Three inhabitants of Dolní Věstonice, lived 31,155 years ago (calibrated date) and were found to have mitochondrial haplogroup U, and one inhabitant mitochondrial haplogroup U8.

The Věstonice individuals form a distinct genetic cluster which is the result of an admixture between 'Western' and 'Eastern' lineages, represented by the genomes of the c. 35,000 year-old Goyet Q116-1 individual from Belgium and the c. 34,000 year-old Sunghir individuals from Western Russia, respectively. The Věstonice individuals show greater affinity to the Sunghir individuals than to the Goyet Q116-1 individual, and can be modelled as approximately 64% Sunghir-related and 36% Goyet-Q116-related ancestry.

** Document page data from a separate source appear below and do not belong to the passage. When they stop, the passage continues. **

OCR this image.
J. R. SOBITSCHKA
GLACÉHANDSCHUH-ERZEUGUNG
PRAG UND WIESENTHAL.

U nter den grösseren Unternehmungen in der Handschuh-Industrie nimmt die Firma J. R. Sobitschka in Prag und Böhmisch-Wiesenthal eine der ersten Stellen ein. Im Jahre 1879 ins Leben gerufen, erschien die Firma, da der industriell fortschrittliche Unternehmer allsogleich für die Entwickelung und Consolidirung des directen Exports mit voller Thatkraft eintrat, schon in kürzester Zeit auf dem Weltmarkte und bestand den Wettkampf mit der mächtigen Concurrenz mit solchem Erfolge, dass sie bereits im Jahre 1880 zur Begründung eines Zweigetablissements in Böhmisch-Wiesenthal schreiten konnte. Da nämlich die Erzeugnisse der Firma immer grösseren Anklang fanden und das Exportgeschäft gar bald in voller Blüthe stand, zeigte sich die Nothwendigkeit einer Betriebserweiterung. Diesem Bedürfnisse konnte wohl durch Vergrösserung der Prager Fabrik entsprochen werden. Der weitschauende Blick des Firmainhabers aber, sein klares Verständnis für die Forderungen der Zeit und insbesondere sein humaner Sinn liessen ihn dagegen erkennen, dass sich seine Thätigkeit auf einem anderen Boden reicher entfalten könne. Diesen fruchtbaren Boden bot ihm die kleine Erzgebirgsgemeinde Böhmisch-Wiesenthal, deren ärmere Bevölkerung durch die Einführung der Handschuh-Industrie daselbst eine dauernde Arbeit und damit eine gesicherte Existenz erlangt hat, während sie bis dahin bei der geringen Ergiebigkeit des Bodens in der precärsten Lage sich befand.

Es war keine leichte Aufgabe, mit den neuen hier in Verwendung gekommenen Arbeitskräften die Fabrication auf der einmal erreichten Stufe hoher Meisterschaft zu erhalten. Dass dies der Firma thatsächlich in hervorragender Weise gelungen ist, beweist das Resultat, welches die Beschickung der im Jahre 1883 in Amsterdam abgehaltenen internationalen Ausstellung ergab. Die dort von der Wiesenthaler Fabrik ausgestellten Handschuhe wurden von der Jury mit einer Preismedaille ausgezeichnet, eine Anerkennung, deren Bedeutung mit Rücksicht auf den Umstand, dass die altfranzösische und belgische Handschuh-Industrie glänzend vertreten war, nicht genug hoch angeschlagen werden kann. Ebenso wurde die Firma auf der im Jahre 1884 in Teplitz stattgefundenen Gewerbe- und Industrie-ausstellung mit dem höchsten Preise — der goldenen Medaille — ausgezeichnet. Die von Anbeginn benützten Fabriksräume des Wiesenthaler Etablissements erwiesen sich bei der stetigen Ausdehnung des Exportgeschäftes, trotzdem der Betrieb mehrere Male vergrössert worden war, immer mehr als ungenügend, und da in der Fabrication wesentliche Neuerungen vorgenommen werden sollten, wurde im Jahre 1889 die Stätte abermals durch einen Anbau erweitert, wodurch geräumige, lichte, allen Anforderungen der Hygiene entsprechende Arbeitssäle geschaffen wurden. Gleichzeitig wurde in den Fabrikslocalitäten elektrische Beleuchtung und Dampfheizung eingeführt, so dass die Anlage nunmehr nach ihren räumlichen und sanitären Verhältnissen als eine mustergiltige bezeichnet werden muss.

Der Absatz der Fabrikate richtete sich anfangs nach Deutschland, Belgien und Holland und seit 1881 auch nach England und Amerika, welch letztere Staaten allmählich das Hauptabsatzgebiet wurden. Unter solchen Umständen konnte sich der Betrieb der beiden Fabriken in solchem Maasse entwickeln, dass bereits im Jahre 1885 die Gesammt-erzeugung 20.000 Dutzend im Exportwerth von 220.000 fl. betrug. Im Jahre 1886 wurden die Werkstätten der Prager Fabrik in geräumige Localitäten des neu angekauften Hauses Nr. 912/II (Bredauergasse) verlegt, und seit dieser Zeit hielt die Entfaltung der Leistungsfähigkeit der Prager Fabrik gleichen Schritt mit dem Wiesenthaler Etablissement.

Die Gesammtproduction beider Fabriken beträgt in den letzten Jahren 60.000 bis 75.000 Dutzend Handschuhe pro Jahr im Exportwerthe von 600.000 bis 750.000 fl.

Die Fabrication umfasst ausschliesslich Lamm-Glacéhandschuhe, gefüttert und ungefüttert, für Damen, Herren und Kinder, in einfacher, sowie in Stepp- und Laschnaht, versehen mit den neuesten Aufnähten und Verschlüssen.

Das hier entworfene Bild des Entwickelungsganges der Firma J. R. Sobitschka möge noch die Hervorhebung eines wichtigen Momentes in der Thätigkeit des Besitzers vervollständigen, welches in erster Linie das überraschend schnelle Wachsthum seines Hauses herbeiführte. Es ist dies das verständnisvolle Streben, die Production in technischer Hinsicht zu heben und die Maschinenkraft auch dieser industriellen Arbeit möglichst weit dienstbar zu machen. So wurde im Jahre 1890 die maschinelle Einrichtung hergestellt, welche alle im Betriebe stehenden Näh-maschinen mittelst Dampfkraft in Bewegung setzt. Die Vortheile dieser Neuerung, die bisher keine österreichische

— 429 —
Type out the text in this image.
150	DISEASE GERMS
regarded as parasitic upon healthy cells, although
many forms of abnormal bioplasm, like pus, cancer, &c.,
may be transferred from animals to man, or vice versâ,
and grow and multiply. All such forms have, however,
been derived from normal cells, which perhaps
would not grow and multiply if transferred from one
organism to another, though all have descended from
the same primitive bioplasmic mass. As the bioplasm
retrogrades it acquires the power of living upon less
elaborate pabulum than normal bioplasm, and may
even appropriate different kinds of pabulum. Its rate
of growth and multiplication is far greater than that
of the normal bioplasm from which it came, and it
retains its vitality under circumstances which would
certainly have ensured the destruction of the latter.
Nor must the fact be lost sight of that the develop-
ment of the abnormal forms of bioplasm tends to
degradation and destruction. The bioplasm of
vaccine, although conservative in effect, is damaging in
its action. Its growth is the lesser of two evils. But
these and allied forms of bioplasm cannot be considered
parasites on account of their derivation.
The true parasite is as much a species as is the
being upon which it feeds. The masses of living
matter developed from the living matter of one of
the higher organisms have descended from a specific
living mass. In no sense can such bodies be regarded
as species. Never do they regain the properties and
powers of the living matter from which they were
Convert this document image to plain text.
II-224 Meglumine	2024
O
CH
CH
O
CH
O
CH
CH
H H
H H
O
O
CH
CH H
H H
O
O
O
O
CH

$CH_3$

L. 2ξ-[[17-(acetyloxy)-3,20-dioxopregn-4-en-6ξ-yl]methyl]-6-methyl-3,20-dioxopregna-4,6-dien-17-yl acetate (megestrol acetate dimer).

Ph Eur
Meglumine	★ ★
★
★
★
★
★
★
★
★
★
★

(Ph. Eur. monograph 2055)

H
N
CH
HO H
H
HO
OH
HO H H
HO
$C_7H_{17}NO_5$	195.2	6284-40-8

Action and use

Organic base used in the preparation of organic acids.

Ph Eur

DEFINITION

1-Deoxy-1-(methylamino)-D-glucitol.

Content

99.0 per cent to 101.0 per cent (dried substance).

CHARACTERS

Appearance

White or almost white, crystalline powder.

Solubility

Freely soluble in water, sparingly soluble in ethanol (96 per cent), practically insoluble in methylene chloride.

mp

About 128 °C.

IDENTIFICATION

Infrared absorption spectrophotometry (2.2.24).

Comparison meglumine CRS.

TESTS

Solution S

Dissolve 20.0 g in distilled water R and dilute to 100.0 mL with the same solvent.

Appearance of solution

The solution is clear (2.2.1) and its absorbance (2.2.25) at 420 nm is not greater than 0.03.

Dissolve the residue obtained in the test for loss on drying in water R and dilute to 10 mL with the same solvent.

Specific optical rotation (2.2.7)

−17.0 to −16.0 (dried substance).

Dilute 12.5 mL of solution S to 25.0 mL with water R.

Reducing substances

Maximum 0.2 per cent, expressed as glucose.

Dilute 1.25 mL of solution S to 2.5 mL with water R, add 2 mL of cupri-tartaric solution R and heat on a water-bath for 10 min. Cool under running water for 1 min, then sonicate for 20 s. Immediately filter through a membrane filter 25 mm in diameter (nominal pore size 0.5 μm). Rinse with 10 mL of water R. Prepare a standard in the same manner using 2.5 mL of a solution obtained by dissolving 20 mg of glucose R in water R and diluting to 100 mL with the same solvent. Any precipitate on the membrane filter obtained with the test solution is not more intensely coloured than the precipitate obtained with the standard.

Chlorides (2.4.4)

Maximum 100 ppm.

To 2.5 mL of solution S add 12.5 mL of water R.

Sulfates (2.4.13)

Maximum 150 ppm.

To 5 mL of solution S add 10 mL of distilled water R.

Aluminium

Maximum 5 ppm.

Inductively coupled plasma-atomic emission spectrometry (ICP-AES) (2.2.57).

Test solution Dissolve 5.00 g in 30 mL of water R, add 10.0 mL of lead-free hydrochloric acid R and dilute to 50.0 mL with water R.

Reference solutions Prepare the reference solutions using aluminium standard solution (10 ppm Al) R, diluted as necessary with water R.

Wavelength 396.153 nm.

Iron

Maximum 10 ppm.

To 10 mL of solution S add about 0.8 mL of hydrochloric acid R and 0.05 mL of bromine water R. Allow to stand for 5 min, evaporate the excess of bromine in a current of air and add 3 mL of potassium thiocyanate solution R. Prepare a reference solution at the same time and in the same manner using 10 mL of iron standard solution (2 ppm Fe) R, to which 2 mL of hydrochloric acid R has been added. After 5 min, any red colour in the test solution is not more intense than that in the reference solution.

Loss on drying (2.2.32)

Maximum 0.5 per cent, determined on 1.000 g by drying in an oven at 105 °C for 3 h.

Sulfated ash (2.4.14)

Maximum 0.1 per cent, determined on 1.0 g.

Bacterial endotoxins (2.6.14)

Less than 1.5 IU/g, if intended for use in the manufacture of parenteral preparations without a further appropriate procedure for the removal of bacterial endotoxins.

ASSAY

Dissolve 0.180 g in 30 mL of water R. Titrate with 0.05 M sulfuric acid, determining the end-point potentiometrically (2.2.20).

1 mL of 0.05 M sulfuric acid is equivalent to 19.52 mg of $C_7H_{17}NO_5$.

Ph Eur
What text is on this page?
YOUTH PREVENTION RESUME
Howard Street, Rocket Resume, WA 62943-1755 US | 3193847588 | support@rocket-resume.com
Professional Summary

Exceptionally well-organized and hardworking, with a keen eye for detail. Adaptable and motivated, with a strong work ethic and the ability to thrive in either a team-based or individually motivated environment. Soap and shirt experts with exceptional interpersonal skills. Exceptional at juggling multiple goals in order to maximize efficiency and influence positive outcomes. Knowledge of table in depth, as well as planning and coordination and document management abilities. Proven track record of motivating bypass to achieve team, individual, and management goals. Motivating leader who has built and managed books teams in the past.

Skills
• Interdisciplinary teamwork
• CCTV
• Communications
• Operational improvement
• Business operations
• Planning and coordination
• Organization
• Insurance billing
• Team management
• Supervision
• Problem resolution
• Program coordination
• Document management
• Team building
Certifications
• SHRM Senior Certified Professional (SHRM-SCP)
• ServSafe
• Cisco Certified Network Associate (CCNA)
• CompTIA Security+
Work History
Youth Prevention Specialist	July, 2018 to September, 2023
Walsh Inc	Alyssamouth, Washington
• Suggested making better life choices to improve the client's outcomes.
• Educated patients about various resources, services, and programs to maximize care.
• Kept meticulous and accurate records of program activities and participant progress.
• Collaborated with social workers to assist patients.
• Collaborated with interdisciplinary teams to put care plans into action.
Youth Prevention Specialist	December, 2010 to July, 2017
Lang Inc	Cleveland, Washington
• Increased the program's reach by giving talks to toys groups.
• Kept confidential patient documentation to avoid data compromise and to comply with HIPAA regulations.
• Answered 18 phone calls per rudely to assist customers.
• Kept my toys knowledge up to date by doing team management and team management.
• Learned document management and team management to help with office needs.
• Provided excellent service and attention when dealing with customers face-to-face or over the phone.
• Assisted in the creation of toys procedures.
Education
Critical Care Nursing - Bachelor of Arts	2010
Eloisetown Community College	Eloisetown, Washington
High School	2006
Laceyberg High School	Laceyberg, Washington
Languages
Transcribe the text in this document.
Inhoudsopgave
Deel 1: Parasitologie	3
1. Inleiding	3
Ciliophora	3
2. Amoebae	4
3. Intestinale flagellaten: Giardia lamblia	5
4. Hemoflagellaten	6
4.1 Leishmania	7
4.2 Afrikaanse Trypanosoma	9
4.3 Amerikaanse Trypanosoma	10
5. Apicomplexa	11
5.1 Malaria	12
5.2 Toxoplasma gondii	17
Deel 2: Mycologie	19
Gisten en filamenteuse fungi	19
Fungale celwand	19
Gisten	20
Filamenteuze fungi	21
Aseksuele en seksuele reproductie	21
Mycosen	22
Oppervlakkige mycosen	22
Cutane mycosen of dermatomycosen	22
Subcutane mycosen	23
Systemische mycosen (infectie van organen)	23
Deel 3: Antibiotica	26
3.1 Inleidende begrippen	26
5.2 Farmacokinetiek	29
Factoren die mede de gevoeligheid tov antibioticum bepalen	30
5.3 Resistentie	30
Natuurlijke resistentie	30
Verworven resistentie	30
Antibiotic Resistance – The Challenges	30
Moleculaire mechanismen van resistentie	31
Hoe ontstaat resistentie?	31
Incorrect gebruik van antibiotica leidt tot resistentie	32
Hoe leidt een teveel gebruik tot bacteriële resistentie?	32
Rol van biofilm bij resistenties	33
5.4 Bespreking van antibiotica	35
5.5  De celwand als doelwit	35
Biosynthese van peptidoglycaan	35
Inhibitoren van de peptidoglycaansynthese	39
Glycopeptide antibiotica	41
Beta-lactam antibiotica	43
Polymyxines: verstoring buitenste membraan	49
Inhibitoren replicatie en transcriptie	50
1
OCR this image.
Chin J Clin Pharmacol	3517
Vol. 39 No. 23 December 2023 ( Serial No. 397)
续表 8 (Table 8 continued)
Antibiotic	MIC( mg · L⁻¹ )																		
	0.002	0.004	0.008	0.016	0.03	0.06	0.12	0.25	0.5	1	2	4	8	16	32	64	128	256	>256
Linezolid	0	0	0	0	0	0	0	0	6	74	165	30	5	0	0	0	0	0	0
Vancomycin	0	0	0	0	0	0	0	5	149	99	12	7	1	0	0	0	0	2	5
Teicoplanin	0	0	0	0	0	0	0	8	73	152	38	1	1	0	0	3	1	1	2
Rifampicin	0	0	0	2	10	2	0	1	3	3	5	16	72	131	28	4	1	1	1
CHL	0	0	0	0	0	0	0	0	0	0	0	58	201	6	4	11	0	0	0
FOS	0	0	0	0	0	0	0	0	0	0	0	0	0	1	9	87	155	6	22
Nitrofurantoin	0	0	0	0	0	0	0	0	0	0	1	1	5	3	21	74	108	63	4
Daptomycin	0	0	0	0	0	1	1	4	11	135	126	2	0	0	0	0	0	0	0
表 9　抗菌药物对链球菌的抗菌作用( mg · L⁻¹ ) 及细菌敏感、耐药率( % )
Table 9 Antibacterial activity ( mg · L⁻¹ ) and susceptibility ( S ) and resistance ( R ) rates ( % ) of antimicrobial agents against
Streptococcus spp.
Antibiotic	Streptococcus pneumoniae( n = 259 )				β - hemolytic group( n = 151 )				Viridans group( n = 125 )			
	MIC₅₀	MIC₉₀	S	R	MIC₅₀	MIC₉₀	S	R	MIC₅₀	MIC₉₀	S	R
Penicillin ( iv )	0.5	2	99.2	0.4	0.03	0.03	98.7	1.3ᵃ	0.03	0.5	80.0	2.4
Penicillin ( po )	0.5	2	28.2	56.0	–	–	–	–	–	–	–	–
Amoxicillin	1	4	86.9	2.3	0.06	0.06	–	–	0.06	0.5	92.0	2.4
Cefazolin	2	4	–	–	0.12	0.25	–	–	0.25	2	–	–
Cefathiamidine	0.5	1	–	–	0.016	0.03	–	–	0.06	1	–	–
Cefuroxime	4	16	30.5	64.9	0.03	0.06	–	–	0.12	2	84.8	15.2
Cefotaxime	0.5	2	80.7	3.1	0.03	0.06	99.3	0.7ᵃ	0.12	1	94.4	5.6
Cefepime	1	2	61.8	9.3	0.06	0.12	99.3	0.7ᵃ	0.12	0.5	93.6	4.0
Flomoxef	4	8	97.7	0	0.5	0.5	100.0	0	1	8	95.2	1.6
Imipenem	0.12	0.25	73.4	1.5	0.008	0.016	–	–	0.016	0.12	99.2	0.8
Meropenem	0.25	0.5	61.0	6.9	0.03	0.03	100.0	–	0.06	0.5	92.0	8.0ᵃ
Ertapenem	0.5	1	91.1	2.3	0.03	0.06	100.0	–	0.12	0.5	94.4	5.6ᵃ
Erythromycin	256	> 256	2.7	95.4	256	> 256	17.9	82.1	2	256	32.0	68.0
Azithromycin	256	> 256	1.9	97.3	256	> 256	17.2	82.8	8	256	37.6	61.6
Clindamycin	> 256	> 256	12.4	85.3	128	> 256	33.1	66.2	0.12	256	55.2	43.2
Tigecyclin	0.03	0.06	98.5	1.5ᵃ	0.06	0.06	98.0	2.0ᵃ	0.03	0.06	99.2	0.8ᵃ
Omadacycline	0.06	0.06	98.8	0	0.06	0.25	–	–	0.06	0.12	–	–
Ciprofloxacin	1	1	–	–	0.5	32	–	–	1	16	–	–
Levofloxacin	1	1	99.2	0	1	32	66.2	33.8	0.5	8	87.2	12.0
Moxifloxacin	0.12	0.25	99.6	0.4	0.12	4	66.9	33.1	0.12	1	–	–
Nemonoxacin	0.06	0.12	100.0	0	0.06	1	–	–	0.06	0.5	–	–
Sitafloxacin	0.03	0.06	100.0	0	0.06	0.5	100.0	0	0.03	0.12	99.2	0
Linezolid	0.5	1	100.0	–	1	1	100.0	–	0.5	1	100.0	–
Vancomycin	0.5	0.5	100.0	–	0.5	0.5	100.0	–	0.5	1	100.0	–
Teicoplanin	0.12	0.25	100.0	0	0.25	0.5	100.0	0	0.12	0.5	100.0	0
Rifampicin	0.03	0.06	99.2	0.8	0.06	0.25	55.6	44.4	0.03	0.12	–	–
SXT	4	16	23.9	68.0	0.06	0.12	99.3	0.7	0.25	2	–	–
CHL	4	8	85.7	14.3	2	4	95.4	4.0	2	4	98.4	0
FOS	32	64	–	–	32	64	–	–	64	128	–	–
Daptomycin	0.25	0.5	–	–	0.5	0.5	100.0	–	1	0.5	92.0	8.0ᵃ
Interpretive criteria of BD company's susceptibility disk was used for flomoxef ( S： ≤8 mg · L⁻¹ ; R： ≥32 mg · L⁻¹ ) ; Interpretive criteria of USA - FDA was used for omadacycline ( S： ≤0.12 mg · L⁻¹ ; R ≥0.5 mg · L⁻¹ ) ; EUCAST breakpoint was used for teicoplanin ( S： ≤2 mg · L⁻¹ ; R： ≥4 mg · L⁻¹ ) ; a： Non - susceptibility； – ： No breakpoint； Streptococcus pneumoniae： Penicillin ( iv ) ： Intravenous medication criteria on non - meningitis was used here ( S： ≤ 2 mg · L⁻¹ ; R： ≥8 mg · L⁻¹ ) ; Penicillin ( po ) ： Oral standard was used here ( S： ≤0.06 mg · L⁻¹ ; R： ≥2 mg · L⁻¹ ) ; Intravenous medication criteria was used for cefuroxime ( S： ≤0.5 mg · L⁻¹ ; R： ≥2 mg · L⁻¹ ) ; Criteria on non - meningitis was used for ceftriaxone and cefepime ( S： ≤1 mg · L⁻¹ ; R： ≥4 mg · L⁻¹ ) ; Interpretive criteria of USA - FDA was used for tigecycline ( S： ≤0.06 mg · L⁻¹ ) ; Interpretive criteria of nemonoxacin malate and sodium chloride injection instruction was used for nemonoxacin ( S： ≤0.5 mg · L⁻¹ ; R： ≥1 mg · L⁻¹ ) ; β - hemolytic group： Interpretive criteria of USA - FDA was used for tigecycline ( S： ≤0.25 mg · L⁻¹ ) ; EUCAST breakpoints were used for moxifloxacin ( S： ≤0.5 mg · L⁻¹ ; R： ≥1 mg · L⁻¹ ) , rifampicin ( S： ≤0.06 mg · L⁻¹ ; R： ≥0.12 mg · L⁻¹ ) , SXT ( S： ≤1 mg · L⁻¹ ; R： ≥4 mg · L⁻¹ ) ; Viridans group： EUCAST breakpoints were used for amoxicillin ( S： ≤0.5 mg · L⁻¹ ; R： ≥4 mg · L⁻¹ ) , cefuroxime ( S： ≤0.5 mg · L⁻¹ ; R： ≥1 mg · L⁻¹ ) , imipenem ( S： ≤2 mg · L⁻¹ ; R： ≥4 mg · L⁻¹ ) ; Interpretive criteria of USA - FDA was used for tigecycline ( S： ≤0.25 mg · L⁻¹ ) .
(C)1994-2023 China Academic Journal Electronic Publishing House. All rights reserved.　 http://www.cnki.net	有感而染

The Y-chromosome observed among Vestonice 16 belonged to haplogroup C1a2 (V20+, V86+). In the Vestonice 13 sample, the Y chromosomal haplogroup CT (not IJK-L16) (CTS109+, CTS5318+, CTS6327+, CTS8243+, CTS9556+, Z17718+, Y1571+, M5831+) was determined, for the Vestonice 14 sample, the Y chromosome haplogroup I (L758+), for the Vestonice 15 sample, the Y chromosome haplogroup BT (PF1178+), and for the Vestonice 43 sample, the Y chromosome haplogroup F (not I) (P145+, P158+).